Steiner Studios Opens
The 310,000-square-foot facility is the largest and most sophisticated studio complex outside of Hollywood, offering five soundstages and state-of-the-art film and television production facilities. In 2010, Steiner Studios begins major expansion to double in size, constructing five new sound stages and adaptively reusing the former Navy Applied Science Laboratory. A partnership with Brooklyn College will introduce the nation’s first affordable film school at an active studio lot.
BNYDC finances the nation’s first multi-story, multi-tenanted green industrial building and installs nation’s first wind/solar street lamps, designed by Navy Yard tenant Duggal Eco-Solutions.

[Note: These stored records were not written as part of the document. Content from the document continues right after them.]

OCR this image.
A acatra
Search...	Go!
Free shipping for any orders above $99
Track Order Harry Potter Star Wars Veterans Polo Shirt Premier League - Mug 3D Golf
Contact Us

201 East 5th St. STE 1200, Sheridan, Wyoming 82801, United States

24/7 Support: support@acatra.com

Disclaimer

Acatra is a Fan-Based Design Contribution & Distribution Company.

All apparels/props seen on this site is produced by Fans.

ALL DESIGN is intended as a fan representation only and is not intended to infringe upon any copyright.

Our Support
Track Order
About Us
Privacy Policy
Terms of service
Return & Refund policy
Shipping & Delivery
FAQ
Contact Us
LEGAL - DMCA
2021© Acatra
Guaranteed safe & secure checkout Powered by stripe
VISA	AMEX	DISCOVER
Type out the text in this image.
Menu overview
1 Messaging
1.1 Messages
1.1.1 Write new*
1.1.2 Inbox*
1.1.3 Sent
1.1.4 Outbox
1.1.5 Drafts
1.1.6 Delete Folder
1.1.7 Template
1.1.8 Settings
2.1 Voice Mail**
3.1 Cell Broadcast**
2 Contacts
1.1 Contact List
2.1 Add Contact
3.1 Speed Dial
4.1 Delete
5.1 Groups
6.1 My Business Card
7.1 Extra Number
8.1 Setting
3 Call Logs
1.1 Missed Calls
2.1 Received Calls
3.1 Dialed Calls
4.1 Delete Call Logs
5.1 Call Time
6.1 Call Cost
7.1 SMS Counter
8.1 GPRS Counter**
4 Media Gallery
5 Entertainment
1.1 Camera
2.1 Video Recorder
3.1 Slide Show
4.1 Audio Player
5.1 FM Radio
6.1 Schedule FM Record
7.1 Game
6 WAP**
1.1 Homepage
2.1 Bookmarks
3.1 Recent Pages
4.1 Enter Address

Twelve new buildings in design or construction include Duggal’s “Green House” an adaptive reuse of a low-employment warehouse in the Yard into a high-employment sustainable design center; and, the adaptive reuse of a 220,000 square foot former Machine Shop as the Green Manufacturing Center.
BLDG 92 Opens
BNYDC opens BLDG 92--an exhibition, visitor and employment center--to promote Yard tenants, provide enhanced job placement services for the community and celebrate the Yard’s rich history.